En privilégiant l’examen des pratiques électives ordinaires
entre le Moyen Âge central et les révolutions de la fin du XVIIIe siècle,
Olivier Christin restitue un temps non démocratique, mais suggestif, « où
l’on pesait les voix plus qu’on les comptait car il était évident pour tous que
la voix d’un noble ou d’un archevêque ne valait pas celle d’un bourgeois ou
d’un abbé ; où le meilleur moyen d’être certain que le choix d’une
assemblée était le bon était de suivre les indications de l’Esprit saint ;
où l’on pensait que les plus modestes et les plus faibles étaient mieux
protégés des pressions et des cabales en donnant leur vote publiquement et à
haute voix que par bulletin secret ; où l’on reconnaissait au tirage au
sort de grands mérites dans la répartition des charges et des responsabilités
et au fond des qualités dont les élections étaient dépourvues ».

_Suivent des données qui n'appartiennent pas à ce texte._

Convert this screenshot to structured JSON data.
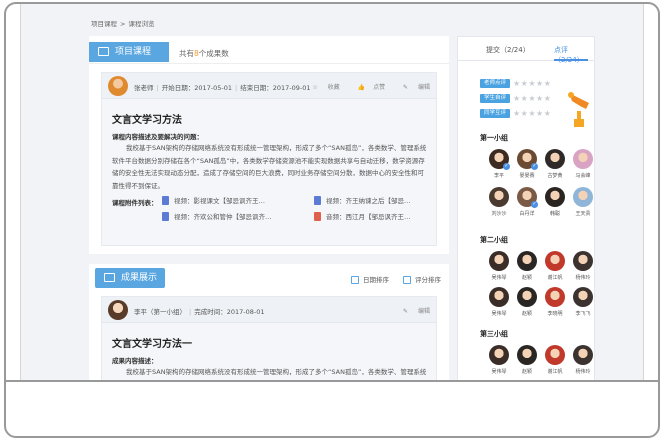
{
  "breadcrumb": [
    "项目课程",
    ">",
    "课程浏览"
  ],
  "project": {
    "tab_label": "项目课程",
    "count_prefix": "共有",
    "count": "8",
    "count_suffix": "个成果数"
  },
  "post1": {
    "author": "张老师",
    "start_date": "开始日期：2017-05-01",
    "end_date": "结束日期：2017-09-01",
    "actions": [
      "收藏",
      "点赞",
      "编辑"
    ],
    "title": "文言文学习方法",
    "subtitle": "课程内容描述及要解决的问题：",
    "body": "我校基于SAN架构的存储网络系统没有形成统一管理架构，形成了多个“SAN孤岛”，各类数学、管理系统软件平台数据分别存储在各个“SAN孤岛”中，各类数学存储资源池不能实现数据共享与自动迁移，数学资源存储的安全性无法实现动态分配，造成了存储空间的巨大浪费，同时业务存储空间分散，数据中心的安全性和可靠性得不到保证。",
    "attach_label": "课程附件列表：",
    "attachments": [
      {
        "name": "视频：影视课文【邹忌讽齐王…",
        "color": "#5b7bd5"
      },
      {
        "name": "视频：齐王纳谏之后【邹忌…",
        "color": "#5b7bd5"
      },
      {
        "name": "视频：齐欢公和管仲【邹忌讽齐…",
        "color": "#5b7bd5"
      },
      {
        "name": "音频：西江月【邹忌讽齐王…",
        "color": "#e0604e"
      }
    ]
  },
  "results": {
    "tab_label": "成果展示",
    "sort_date": "日期排序",
    "sort_score": "评分排序"
  },
  "post2": {
    "author": "李平（第一小组）",
    "done_time": "完成时间：2017-08-01",
    "actions": [
      "编辑"
    ],
    "title": "文言文学习方法一",
    "subtitle": "成果内容描述：",
    "body": "我校基于SAN架构的存储网络系统没有形成统一管理架构，形成了多个“SAN孤岛”，各类数学、管理系统软件平台数据分别存储在各个“SAN孤岛”中，各类数学存储资源池不能实现数据共享与自动迁移，数学"
  },
  "side": {
    "tab_submit": "提交（2/24）",
    "tab_review": "点评（2/24）",
    "evaluations": [
      "老师点评",
      "学生自评",
      "同学互评"
    ],
    "stars": "★★★★★",
    "groups": [
      {
        "title": "第一小组",
        "members": [
          "李平",
          "晏晏赛",
          "古梦黄",
          "马会峰",
          "刘沙沙",
          "白丹洋",
          "韩聪",
          "王天贵"
        ]
      },
      {
        "title": "第二小组",
        "members": [
          "吴伟琴",
          "赵颖",
          "谢江帆",
          "杨伟玲",
          "吴伟琴",
          "赵颖",
          "李晓明",
          "李飞飞"
        ]
      },
      {
        "title": "第三小组",
        "members": [
          "吴伟琴",
          "赵颖",
          "谢江帆",
          "杨伟玲"
        ]
      }
    ]
  },
  "colors": {
    "accent": "#5aa6e0",
    "count_highlight": "#f39c32",
    "link_blue": "#4a90e2"
  }
}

À l’époque, « bulletins, billets, ballottes, mains
levées, acclamations, paroles à haute voix ou noms glissés à l’oreille des
scrutateurs ou des secrétaires restent donc, sauf exceptions, des modes
concurrents et parfois concomitants de la décision collective légitime jusqu’au
début du XVIIIe siècle tout au moins », écrit l’historien.

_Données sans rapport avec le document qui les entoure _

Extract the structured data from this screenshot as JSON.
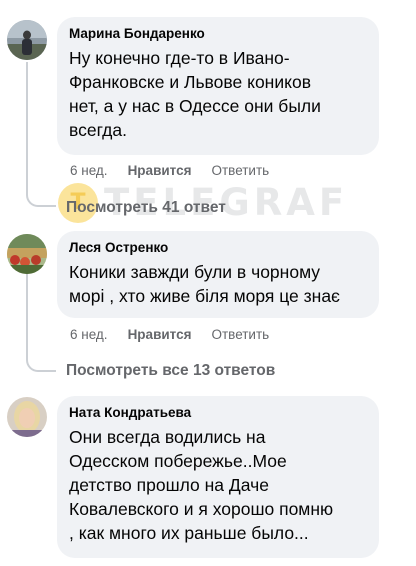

Olivier Christin ne cherche pas à dresser des parallèles
entre hier et maintenant, mais son travail éclaire la complexité des processus
électifs et tout ce qui peut se nouer comme adhésion ou conflictualité autour
du vote, dans sa matérialité comme dans ses principes. On découvre ainsi avec
lui que « les évolutions de la période moderne sont loin de se
résumer au triomphe progressif du bulletin sur le vote à haute voix »,
comme on assiste à « l’impulsion nouvelle que donne l’introduction
des ballottes et des billets aux préoccupations de comptabilisation exacte des
suffrages, par exemple lors de l’opération essentielle qui vise à comparer le
nombre de votants et le nombre de bulletins ». Une impulsion qui « transforme,
à l’évidence, la façon de penser ce que sont une majorité ou une instance
représentative ». On comprend alors – question très actuelle – à quel
point les dispositifs de vote portent en eux une vision politique de la
représentation dont ils sont à la fois l’émanation et l’incarnation.

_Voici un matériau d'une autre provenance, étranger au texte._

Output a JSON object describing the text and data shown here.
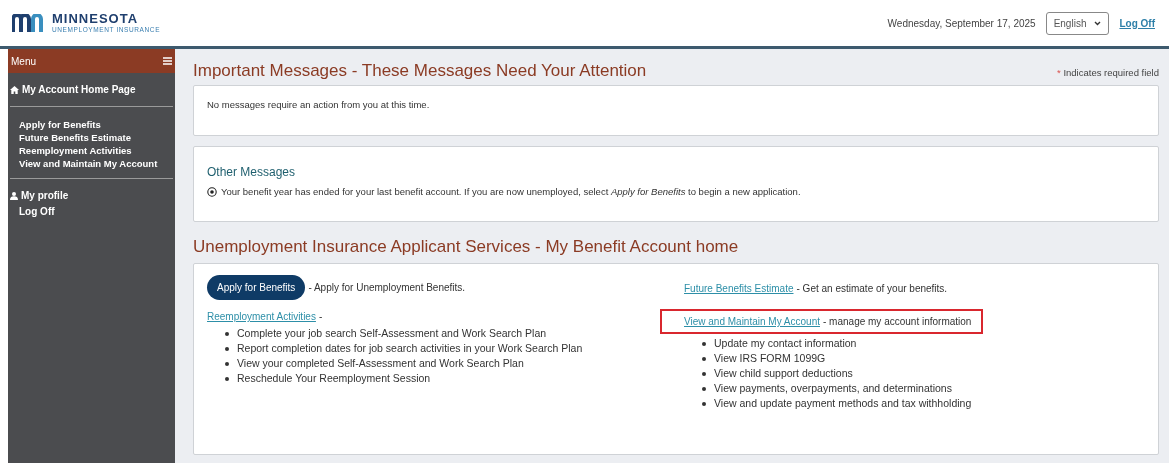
{
  "header": {
    "logo": {
      "title": "MINNESOTA",
      "subtitle": "UNEMPLOYMENT INSURANCE"
    },
    "date": "Wednesday, September 17, 2025",
    "language": "English",
    "logoff": "Log Off"
  },
  "sidebar": {
    "menu_label": "Menu",
    "home": "My Account Home Page",
    "links": [
      "Apply for Benefits",
      "Future Benefits Estimate",
      "Reemployment Activities",
      "View and Maintain My Account"
    ],
    "profile": "My profile",
    "logoff": "Log Off"
  },
  "main": {
    "required_note": {
      "mark": "*",
      "text": "Indicates required field"
    },
    "important": {
      "title": "Important Messages - These Messages Need Your Attention",
      "message": "No messages require an action from you at this time."
    },
    "other_messages": {
      "title": "Other Messages",
      "items": [
        "Your benefit year has ended for your last benefit account. If you are now unemployed, select *Apply for Benefits* to begin a new application."
      ]
    },
    "services": {
      "title": "Unemployment Insurance Applicant Services - My Benefit Account home",
      "apply": {
        "button": "Apply for Benefits",
        "description": "- Apply for Unemployment Benefits."
      },
      "reemployment": {
        "link": "Reemployment Activities",
        "suffix": "-",
        "bullets": [
          "Complete your job search Self-Assessment and Work Search Plan",
          "Report completion dates for job search activities in your Work Search Plan",
          "View your completed Self-Assessment and Work Search Plan",
          "Reschedule Your Reemployment Session"
        ]
      },
      "estimate": {
        "link": "Future Benefits Estimate",
        "description": "- Get an estimate of your benefits."
      },
      "account": {
        "link": "View and Maintain My Account",
        "description": "- manage my account information",
        "highlighted": true,
        "bullets": [
          "Update my contact information",
          "View IRS FORM 1099G",
          "View child support deductions",
          "View payments, overpayments, and determinations",
          "View and update payment methods and tax withholding"
        ]
      }
    }
  }
}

Certaines des grandes questions soulevées par ce terrain
historique ancien sont passionnantes en elles-mêmes, sans résonner avec nos
élections contemporaines, en particulier la question, en ce temps décisive, de
la conciliation entre le choix des hommes et la volonté de Dieu. Une des « solutions »
pour ajuster « une définition religieuse des pouvoirs civils et
l’exigence d’un gouvernement d’hommes pieux à la réalité institutionnelle de
l’élection et de son cortège de compromis, de compromissions, de contestations,
voire de tumultes », consiste en un jeu sur le double sens du mot latin eligere qui
signifie à la fois désigner, choisir, trier ou arracher.
« Le vrai magistrat chrétien est ainsi arraché à sa
condition ordinaire par son élection, désigné, trié, mis à part ; il est
doublement élu, par les hommes, bien sûr, mais surtout par Dieu lui-même qui
l’appelle et le distingue », explique Olivier Christin.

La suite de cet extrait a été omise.